In summary, we found evidence that high intake of saturated and trans fats in particular, and possibly MUFA, may adversely affect memory and learning even in relatively young women. Our results are confined to women, and our sample had a high proportion diagnosed with PCOS: thus, extrapolating to the general population is not yet justified. Results are also limited to the tasks employed, and will benefit from replication and extension in a larger sample in which relevant genotyping could also be deployed (e.g., ApoA4, FADS), and including a wider range of tests, to determine their reliability and specificity. Moreover, this was an observational cross-sectional study, and we cannot be certain about causal interpretations. Nevertheless, as they stand, they have important implications for public health messages: arguably, younger adults may find messages linking diet to learning and memory to be more compelling than those aimed at promoting cardiovascular health, even if the health behavior requirements are the same.
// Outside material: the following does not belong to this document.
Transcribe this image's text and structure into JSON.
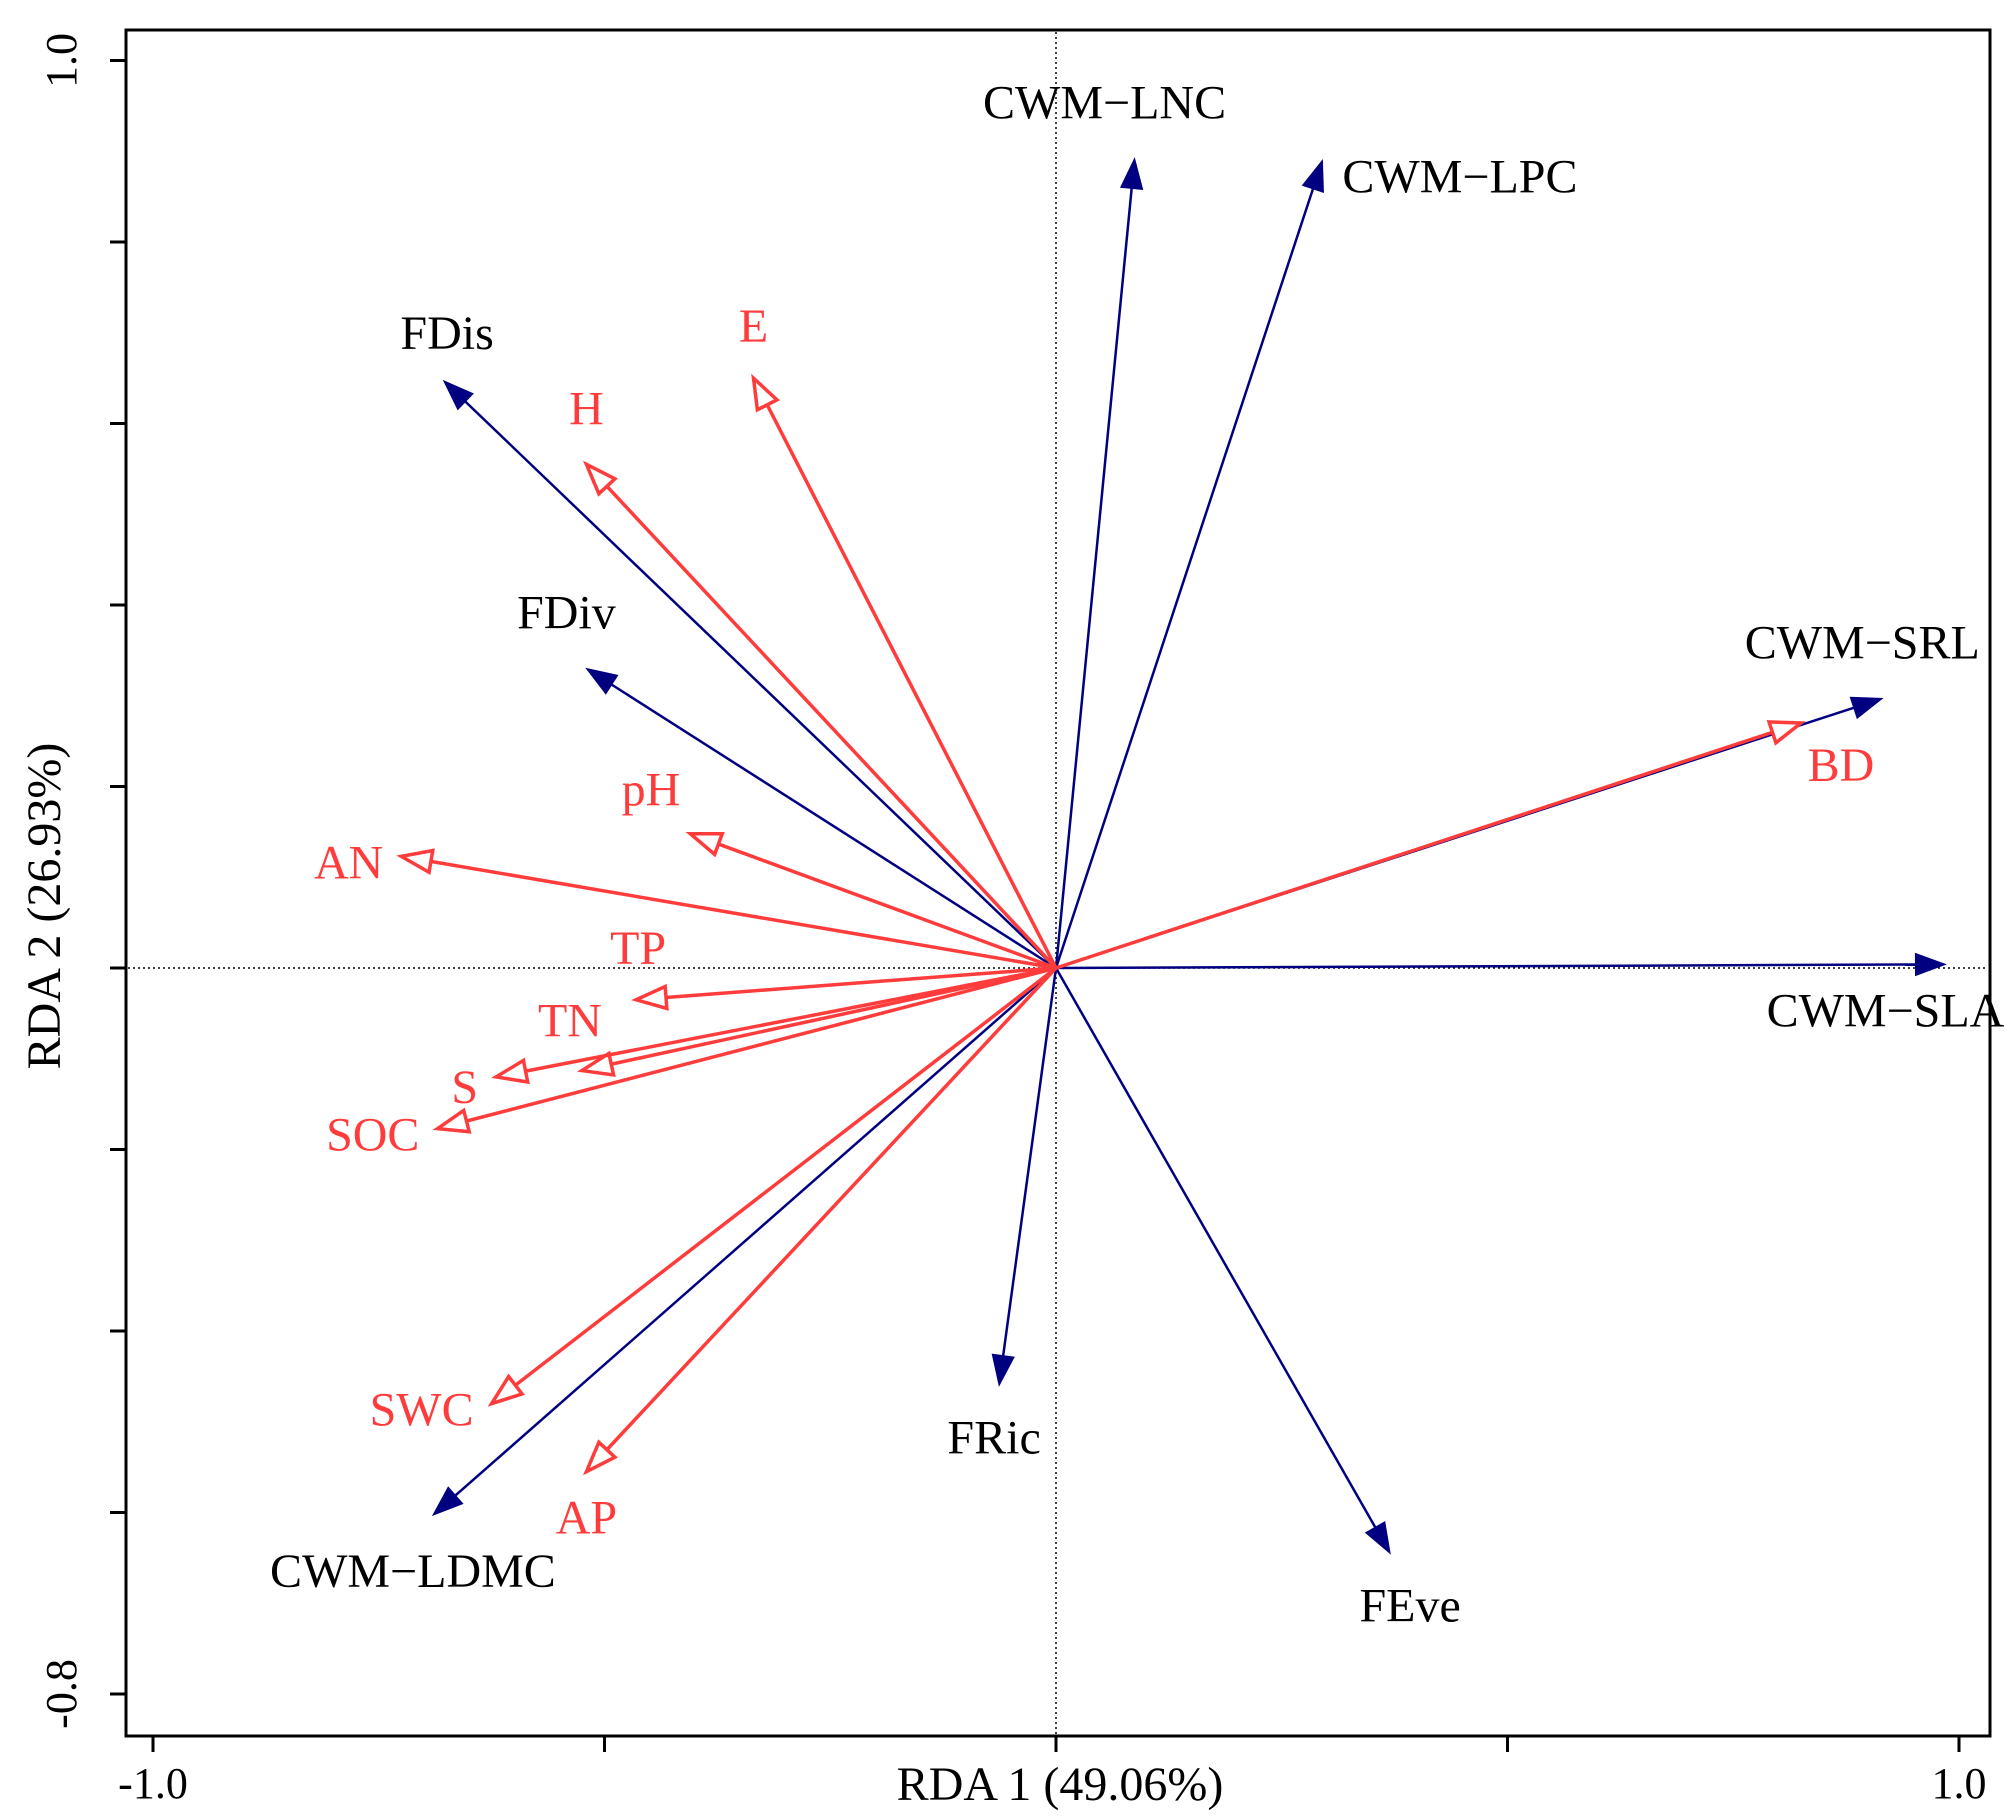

Furthermore, in elderly patients already suffering from dementia, dietary interventions have generally not been successful (Fotuhi et al., 2009). Thus, intervention studies conducted in younger participants before overt cognitive decline has become apparent, and which carefully disconfound variables such as socioeconomic status, education, and other health behaviors (Gillette Guyonnet et al., 2007) are more likely to produce effective recommendations to alter the unaffordable trajectory of diet-mediated cognitive decline.
Conflict of Interest Statement
The authors declare that the research was conducted in the absence of any commercial or financial relationships that could be construed as a potential conflict of interest.
AUTHOR CONTRIBUTIONS
E. Leigh Gibson was primary author of this manuscript, and designed and executed the cognitive testing component, and analyzed those data. Suzanne Barr was responsible for recruitment and assessment of participants for dietary and physiological measures, as well as data analysis of dietary diaries. Yvonne M. Jeanes designed the larger observational study, initiated recruitment, and carried out data collection and analysis.
Acknowledgments
We would like to thank Verity (UK support charity for women with PCOS) for helping with recruitment for this research, and Paul Bretherton for technical support. This research was supported by an internal Small Bids Grant from the University of Roehampton.